Il veicolo diesel, dopo aver percorso qualche km, può dare alcuni segnali per far capire al guidatore che c’è qualcosa che non va. In caso di filtro antiparticolato intasato, ad esempio, l’auto può perdere prestazioni, dallo scarico potrebbe uscire un odore acre, o si accenderebbe la spia di “anomalia filtro antiparticolato” sul cruscotto. L’usura della pompa di iniezione diesel, causata dalla contaminazione della benzina, può provocarne il deterioramento se non la rottura in tempi relativamente veloci. In questo caso si avvertirebbe un odore forte di combustione della benzina, seghettamenti dell’auto in ripresa e in accelerazione, strattonamenti nella marcia e un calo delle prestazioni, variabile a seconda del motore.

Il motore non subirà alcun danno se non viene avviato. Se ci si accorge subito di avere rifornito la propria auto diesel con benzina, non bisogna avviare il motore. Bisogna chiamare il carro attrezzi e portare l’auto dal meccanico che eseguirà una bonifica del serbatoio, svuotandolo del contenuto. La stessa raccomandazione vale anche se ci si ricorda dell’errore o ci si accorge di qualunque malfunzionamento quando ormai si è alla guida. Non bisogna aspettare un minuto oltre, per ridurre i danni.

Sono sconsigliati metodi alternativi o artigianali come immettere dell’olio lubrificante, dato che causerebbe la formazione di depositi sul sistema di iniezione dei diesel più recenti che possono contribuire ad intasare il filtro antiparticolato.
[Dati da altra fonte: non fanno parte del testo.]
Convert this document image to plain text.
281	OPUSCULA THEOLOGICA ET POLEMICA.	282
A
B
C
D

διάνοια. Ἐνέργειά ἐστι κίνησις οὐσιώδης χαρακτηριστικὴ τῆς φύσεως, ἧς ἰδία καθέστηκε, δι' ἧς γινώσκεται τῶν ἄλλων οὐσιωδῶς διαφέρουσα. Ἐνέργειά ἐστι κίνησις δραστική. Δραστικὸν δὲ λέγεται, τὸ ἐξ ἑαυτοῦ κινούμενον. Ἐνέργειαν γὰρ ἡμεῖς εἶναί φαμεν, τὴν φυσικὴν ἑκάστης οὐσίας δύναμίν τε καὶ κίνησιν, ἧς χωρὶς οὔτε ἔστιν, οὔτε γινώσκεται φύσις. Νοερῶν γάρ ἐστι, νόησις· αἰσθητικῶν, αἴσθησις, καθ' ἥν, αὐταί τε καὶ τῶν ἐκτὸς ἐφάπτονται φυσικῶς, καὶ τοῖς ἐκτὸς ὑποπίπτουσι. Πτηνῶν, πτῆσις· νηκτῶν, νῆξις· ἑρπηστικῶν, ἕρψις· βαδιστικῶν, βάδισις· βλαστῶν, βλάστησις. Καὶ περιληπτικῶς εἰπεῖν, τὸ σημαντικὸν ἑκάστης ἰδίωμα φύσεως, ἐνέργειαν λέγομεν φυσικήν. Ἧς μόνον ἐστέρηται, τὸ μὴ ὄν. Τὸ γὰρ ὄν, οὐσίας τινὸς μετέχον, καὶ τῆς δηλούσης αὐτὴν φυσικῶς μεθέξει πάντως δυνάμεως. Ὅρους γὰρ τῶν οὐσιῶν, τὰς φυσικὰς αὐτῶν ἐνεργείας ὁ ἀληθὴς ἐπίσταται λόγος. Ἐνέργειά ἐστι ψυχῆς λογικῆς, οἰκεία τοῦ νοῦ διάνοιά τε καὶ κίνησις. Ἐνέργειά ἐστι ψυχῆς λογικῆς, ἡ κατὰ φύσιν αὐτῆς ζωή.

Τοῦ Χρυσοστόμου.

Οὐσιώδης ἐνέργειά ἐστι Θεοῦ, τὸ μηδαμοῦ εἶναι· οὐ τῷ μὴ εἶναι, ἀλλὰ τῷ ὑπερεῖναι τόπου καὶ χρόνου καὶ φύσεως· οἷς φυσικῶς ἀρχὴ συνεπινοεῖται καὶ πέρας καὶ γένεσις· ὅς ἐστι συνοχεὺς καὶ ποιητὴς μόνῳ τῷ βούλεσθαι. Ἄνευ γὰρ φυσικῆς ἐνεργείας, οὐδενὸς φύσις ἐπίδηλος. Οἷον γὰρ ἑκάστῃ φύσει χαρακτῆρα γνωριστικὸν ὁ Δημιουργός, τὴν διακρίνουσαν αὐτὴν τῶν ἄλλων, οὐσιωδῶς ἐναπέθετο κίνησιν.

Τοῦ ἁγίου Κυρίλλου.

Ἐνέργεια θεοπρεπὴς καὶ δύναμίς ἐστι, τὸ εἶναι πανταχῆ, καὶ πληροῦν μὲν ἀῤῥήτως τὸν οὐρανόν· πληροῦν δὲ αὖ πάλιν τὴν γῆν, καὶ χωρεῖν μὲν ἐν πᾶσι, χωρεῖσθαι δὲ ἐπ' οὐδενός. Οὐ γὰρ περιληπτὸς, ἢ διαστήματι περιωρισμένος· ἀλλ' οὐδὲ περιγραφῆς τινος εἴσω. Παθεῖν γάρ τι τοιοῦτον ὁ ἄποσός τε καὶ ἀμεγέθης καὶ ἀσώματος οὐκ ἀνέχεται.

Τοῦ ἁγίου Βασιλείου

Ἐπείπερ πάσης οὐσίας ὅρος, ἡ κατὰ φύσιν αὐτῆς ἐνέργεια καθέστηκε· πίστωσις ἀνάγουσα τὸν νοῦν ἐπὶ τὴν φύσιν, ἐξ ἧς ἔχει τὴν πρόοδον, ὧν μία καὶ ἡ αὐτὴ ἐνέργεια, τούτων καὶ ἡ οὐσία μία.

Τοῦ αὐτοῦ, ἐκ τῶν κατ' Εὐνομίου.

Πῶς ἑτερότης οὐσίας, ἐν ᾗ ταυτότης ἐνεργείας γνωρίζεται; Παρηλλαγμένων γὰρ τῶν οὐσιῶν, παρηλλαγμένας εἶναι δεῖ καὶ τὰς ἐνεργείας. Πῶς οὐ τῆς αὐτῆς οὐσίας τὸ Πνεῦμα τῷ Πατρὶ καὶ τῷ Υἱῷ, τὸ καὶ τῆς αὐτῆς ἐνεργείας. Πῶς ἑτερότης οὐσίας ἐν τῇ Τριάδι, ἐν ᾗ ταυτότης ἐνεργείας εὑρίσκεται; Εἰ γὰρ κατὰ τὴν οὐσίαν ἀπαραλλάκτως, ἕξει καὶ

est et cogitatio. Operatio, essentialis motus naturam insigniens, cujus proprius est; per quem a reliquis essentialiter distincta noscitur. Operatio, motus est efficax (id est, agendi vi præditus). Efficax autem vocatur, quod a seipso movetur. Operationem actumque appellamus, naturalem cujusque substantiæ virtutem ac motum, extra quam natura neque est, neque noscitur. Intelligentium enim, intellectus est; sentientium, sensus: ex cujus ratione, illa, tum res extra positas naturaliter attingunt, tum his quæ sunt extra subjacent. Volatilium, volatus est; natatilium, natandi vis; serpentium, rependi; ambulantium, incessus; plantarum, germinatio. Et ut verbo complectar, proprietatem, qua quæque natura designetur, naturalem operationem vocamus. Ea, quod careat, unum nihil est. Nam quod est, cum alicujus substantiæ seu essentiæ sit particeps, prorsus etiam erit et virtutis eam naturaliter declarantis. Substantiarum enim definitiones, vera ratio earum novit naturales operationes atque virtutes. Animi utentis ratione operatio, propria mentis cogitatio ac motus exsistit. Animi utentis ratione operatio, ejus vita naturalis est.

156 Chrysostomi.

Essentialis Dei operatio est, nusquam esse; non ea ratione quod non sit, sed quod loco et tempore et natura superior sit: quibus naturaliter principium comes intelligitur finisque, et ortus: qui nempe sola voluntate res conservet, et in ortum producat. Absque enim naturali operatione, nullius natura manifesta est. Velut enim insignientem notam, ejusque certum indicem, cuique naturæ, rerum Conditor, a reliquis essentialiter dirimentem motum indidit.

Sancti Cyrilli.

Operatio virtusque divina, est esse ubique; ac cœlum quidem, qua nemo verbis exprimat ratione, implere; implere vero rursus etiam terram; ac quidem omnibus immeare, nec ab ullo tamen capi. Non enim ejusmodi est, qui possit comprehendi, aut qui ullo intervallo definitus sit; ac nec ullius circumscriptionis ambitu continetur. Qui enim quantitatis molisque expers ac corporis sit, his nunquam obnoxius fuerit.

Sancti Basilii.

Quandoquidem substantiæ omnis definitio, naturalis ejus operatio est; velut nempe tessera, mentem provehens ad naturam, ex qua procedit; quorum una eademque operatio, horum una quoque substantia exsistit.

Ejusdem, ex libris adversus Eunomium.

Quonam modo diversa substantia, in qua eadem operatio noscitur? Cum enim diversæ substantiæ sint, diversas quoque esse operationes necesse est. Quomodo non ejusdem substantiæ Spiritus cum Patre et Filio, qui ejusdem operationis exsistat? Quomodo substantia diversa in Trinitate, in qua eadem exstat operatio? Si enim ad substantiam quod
Il secondo caso è più raro ma non è da escludere. Le conseguenze sono diverse e si possono anche considerare meno gravi. Nel motore a benzina non si innesca la combustione del gasolio. Quindi se si dovesse fare un pieno o un rabbocco con il gasolio, il motore si attiverebbe grazie al piccolo quantitativo di benzina rimasto nel serbatoio, ma tenderebbe a spegnersi o a stallare in breve tempo. In questo caso le conseguenze sono quasi nulle per il motore, il veicolo smetterebbe di avanzare. Non c’è modo di continuare il proprio viaggio. L’unica soluzione è la bonifica del serbatoio.

Anche qui esiste un metodo alternativo ma inadeguato. Nel caso di un piccolo rabbocco di gasolio, viene spesso riportato che questo si può compensare riempiendo il resto del serbatoio con una quantità di benzina che sia maggiore di quella del gasolio, in modo da permettere al motore di avviarsi e di funzionare. La soluzione però può risultare dannosa per via della contaminazione del sistema di iniezione. Inoltre da un punto di vista della sicurezza, la miscela dei due combustibili nel serbatoio è più facilmente infiammabile. Se presi singolarmente, questi non risultano infiammabili all’interno del serbatoio, ma insieme possono invece aumentare le probabilità, seppur minime, di esplosione. Decisamente meglio la bonifica.